One of the world’s greatest living violinists, Maxim Vengerov, accompanied by an equally accomplished pianist Roustem Saïtkoulov, dazzled a full house at the 18th century Grand Théâtre of Bordeaux Sunday night (18 June) with a faultless concert. The two Russians raced through pieces by Brahms, Franck, Ravel and Bazzani, and capped the evening with four encores.

The audience, heavy with formally dressed couples from the big Bordeaux wine festival, Vinexpo, was suitably impressed with a program that tilted toward the familiar, light and frothy. It was the Antonio Bazzini La Ronde des lutins (Dance of the Goblins), Op. 23, that brought them to their feet. Admittedly this piece is irresistible, as Vengerov demonstrates in a video from 2012.

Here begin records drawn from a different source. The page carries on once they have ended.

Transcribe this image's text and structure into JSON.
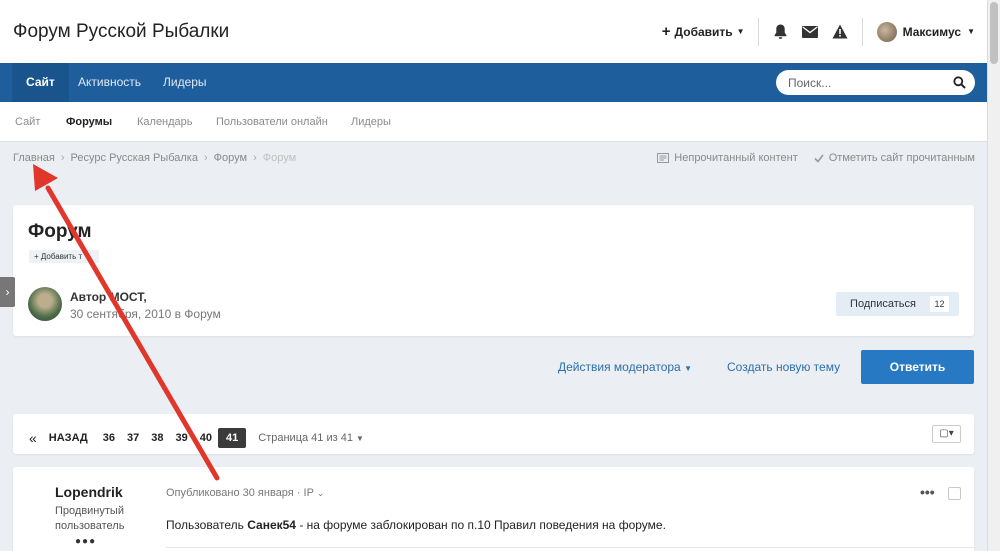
{
  "header": {
    "site_title": "Форум Русской Рыбалки",
    "add_label": "Добавить",
    "user_name": "Максимус"
  },
  "nav": {
    "items": [
      {
        "label": "Сайт",
        "active": true
      },
      {
        "label": "Активность",
        "active": false
      },
      {
        "label": "Лидеры",
        "active": false
      }
    ],
    "search_placeholder": "Поиск..."
  },
  "subnav": {
    "items": [
      {
        "label": "Сайт",
        "active": false
      },
      {
        "label": "Форумы",
        "active": true
      },
      {
        "label": "Календарь",
        "active": false
      },
      {
        "label": "Пользователи онлайн",
        "active": false
      },
      {
        "label": "Лидеры",
        "active": false
      }
    ]
  },
  "breadcrumb": {
    "items": [
      "Главная",
      "Ресурс Русская Рыбалка",
      "Форум",
      "Форум"
    ],
    "unread_label": "Непрочитанный контент",
    "mark_read_label": "Отметить сайт прочитанным"
  },
  "topic": {
    "title": "Форум",
    "tag_button": "Добавить т",
    "author_line": "Автор МОСТ,",
    "date_line": "30 сентября, 2010 в Форум",
    "follow_label": "Подписаться",
    "follow_count": "12"
  },
  "actions": {
    "moderator_label": "Действия модератора",
    "new_topic_label": "Создать новую тему",
    "reply_label": "Ответить"
  },
  "pagination": {
    "first": "«",
    "back": "НАЗАД",
    "pages": [
      "36",
      "37",
      "38",
      "39",
      "40"
    ],
    "current": "41",
    "total_label": "Страница 41 из 41"
  },
  "post": {
    "author": "Lopendrik",
    "role_line1": "Продвинутый",
    "role_line2": "пользователь",
    "meta": "Опубликовано 30 января · IP",
    "body_prefix": "Пользователь ",
    "body_user": "Санек54",
    "body_suffix": " - на форуме заблокирован по п.10 Правил поведения на форуме."
  },
  "colors": {
    "navbar": "#1f5e9c",
    "accent": "#2879c3",
    "annotation_arrow": "#e0362c"
  },
  "icons": [
    "plus-icon",
    "bell-icon",
    "envelope-icon",
    "warning-icon",
    "search-icon",
    "check-icon",
    "unread-icon"
  ]
}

But purists dispute Vengerov’s exact place in the rarefied world of top violinists. Most specialists rank him among of the best three or four of modern times, along with Jascha Heifitz, Gidon Kremer and Itzhak Perlman. To my mind, this Perlman Ronde puts him in front. Perlman is so confident he plays one passage backward.


The Bordeaux evening began with the long but wrenching scherzo from the Brahms Sonata for Violin and Piano No. 3 n D Minor. Saïtkoulov’s piano accounts for as much of the drama as the piano solo. César Frank’s Sonata for Violin and Piano in A Major came next, one of the favorites of the concert hall and Franck’s best-known work. Maurice Ravel’s captivating Tzigane followed, and the Bazzini climax ended the planned program.

Rhythmic clapping and a standing ovation netted an additional 25 minutes of impeccable playing, including two Hungarian Dances of Brahms. Vengerov’s famous ebullience was evident in his close contact with the audience.

This performance was sponsored by the Chinese packaging king James Yungie Zhou, the Beijing billionaire who has just finished renovating the Chateau Renon near Bordeaux, a grand palace that he plans to use for lavish entertaining. The property also produces a highly rated wine,  Cadillac Côtes de Bordeaux, most of which will be shipped to China and sold at premium prices.

Controversial purchases of Bordeaux châteaux by Chinese entrepreneurs have roiled the Bordeaux establishment increasingly in the past seven years. Zhou is the latest, acquiring the Chateau Renon in 2015, the hundredth chateau sale to a Chinese entrepreneur. Zhou has invested millions in renovation works, hiring a Versailles veteran Jean-Pierre Errath to restore its former splendor.

An announcement at the beginning of the Bordeaux soirée thanked Zhou for paying Vengerov’s fee. “This concert would not have been possible otherwise,” said the hostess. Zhou took the applause with a shallow bow, no doubt satisfied that he was keeping the French calm with great music. He calls himself a man of “great passion for wine and music”, especially Brahms.